Dan mencampur adukan pengertian ‘teori’ dengan ‘fakta’ juga bisa berbahaya sebab bisa menimbulkan fitnah besar yang membuat agama dan realitas nampak berbenturan,contoh : ateis tertentu mungkin ada yang ingin memaksakan agar teori ‘manusia purba’ atau teori ‘manusia kera’ untuk dianggap sebagai fakta,padahal itu jelas sebuah fitnah ilmiah,sebab semua yang berhubungan dengan ‘manusia purba’ atau ‘manusia kera’ adalah baru hanya sebatas teori bukan ? artinya bukan sesuatu yang sudah merupakan fakta dengan bukti empirik yang 100 persen autentik seperti bukti autentik mummi Fir’aun.
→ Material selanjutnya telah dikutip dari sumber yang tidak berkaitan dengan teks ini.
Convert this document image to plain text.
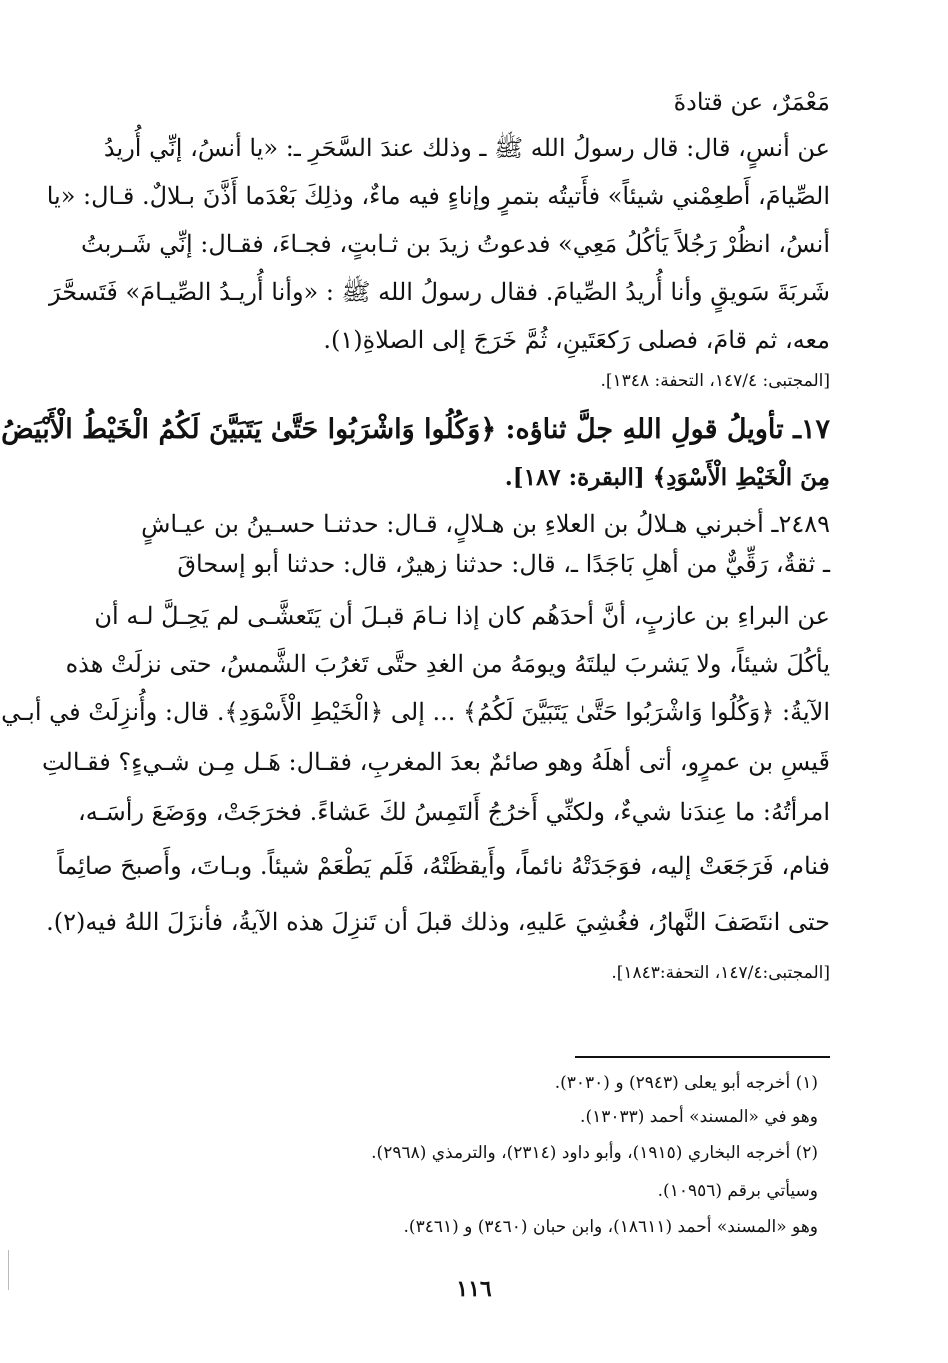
مَعْمَرٌ، عن قتادةَ
عن أنسٍ، قال: قال رسولُ الله ﷺ ـ وذلك عندَ السَّحَرِ ـ: «يا أنسُ، إنِّي أُريدُ
الصِّيامَ، أَطعِمْني شيئاً» فأَتيتُه بتمرٍ وإناءٍ فيه ماءٌ، وذلِكَ بَعْدَما أَذَّنَ بـلالٌ. قـال: «يا
أنسُ، انظُرْ رَجُلاً يَأكُلُ مَعِي» فدعوتُ زيدَ بن ثـابتٍ، فجـاءَ، فقـال: إنِّي شَـربتُ
شَربَةَ سَويقٍ وأنا أُريدُ الصِّيامَ. فقال رسولُ الله ﷺ : «وأنا أُريـدُ الصِّيـامَ» فَتَسحَّرَ
معه، ثم قامَ، فصلى رَكعَتَينِ، ثُمَّ خَرَجَ إلى الصلاةِ(١).
[المجتبى: ١٤٧/٤، التحفة: ١٣٤٨].
١٧ـ تأويلُ قولِ اللهِ جلَّ ثناؤه: ﴿وَكُلُوا وَاشْرَبُوا حَتَّىٰ يَتَبَيَّنَ لَكُمُ الْخَيْطُ الْأَبْيَضُ
مِنَ الْخَيْطِ الْأَسْوَدِ﴾ [البقرة: ١٨٧].
٢٤٨٩ـ أخبرني هـلالُ بن العلاءِ بن هـلالٍ، قـال: حدثنـا حسـينُ بن عيـاشٍ
ـ ثقةٌ، رَقِّيٌّ من أهلِ بَاجَدًا ـ، قال: حدثنا زهيرٌ، قال: حدثنا أبو إسحاقَ
عن البراءِ بن عازبٍ، أنَّ أحدَهُم كان إذا نـامَ قبـلَ أن يَتَعشَّـى لم يَحِـلَّ لـه أن
يأكُلَ شيئاً، ولا يَشربَ ليلتَهُ ويومَهُ من الغدِ حتَّى تَغرُبَ الشَّمسُ، حتى نزلَتْ هذه
الآيةُ: ﴿وَكُلُوا وَاشْرَبُوا حَتَّىٰ يَتَبَيَّنَ لَكُمُ﴾ ... إلى ﴿الْخَيْطِ الْأَسْوَدِ﴾. قال: وأُنزِلَتْ في أبـي
قَيسِ بن عمرٍو، أتى أهلَهُ وهو صائمٌ بعدَ المغربِ، فقـال: هَـل مِـن شـيءٍ؟ فقـالتِ
امرأتُهُ: ما عِندَنا شيءٌ، ولكنِّي أَخرُجُ أَلتَمِسُ لكَ عَشاءً. فخرَجَتْ، ووَضَعَ رأسَـه،
فنام، فَرَجَعَتْ إليه، فوَجَدَتْهُ نائماً، وأَيقظَتْهُ، فَلَم يَطْعَمْ شيئاً. وبـاتَ، وأَصبحَ صائِماً
حتى انتَصَفَ النَّهارُ، فغُشِيَ عَليهِ، وذلك قبلَ أن تَنزِلَ هذه الآيةُ، فأنزَلَ اللهُ فيه(٢).
[المجتبى:١٤٧/٤، التحفة:١٨٤٣].
(١) أخرجه أبو يعلى (٢٩٤٣) و (٣٠٣٠).
وهو في «المسند» أحمد (١٣٠٣٣).
(٢) أخرجه البخاري (١٩١٥)، وأبو داود (٢٣١٤)، والترمذي (٢٩٦٨).
وسيأتي برقم (١٠٩٥٦).
وهو «المسند» أحمد (١٨٦١١)، وابن حبان (٣٤٦٠) و (٣٤٦١).
١١٦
Artinya mereka seperti tidak mau mempermasalahkan faktor ‘hakikat’ apalagi yang lebih dalam lagi : makna-hikmat dari segala suatu yang ada dan atau terjadi,sebagaimana para filsuf klasik masih mempermasalahkannya padahal ujung atau muara dari problem kebenaran justru akan bersinggungan dengan hal hal yang bersifat mendasar seperti masalah ‘hakikat’ dari segala suatu yang ada atau terjadi.

Sebab problem ‘hakikat’ dan ‘hikmat’ justru adalah problem inti atau essensi atau saripati dari seluruh realitas yang ada atau terjadi yang ditangkap oleh pengalaman dunia indera manusia,dimana hal demikian pula yang lebih ditekankan oleh konsep ajaran agama.

Sehingga perbedaan mendasar antara konsep agama dengan ateisme adalah yg satu lebih orientasi ke essensi-ke saripati dan yang satu lebih orientasi ke ‘permukaan kulit luar’.